The antlers, still attached to the skull, span more than 10 feet. They were discovered in a bog and have been displayed in a private hunting lodge in New Zealand since.

“It’s something that we’re very excited about having in the sale,” Andrew Grigg of Cordy’s fine art and antique appraisers told the New Zealand Herald. “We knew we had something that was a rare find for this country.”

It’s a rare find for the whole world, actually. The antlers come from an Irish elk, an animal that’s been extinct for about 11,000 years.  According to the University of California Museum of Paleontology, the elk stood 7 feet tall and populated areas beyond present-day Ireland. Their remains have been found in Europe, Asia and Africa, but the most preserved fossils are usually found in the bogs of Ireland.

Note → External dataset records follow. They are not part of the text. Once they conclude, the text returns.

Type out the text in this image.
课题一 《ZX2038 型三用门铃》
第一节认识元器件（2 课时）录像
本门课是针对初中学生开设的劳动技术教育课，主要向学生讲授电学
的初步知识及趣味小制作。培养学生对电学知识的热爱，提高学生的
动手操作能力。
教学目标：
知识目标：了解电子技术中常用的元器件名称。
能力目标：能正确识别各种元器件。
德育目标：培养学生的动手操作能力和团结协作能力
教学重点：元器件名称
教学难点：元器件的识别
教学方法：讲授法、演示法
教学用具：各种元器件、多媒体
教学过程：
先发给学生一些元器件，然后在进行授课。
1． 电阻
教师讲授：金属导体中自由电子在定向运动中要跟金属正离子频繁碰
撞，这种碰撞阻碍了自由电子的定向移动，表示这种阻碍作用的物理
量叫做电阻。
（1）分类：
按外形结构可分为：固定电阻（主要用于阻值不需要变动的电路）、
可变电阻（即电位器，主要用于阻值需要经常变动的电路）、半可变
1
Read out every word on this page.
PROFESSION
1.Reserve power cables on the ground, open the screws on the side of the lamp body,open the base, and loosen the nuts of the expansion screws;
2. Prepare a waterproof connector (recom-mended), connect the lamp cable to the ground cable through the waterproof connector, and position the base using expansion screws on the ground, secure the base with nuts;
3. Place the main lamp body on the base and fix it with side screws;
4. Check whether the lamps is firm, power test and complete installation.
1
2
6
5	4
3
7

The rack, ready for auction in New Zealand, hasn’t been seen by many people over the past 100 years. The sizable mount hung in Major Robert Adams Wilson’s master bedroom in his lodge on the North Island of New Zealand. The antlers went to his son when Wilson died in 1964. Wilson’s son, Murray, gave them to Malcolm McIntosh two years ago. McIntosh, who camped on Wilson’s land as a boy scout, initiated the auction.

The massive piece is expected to sell for thousands at the auction on November 8.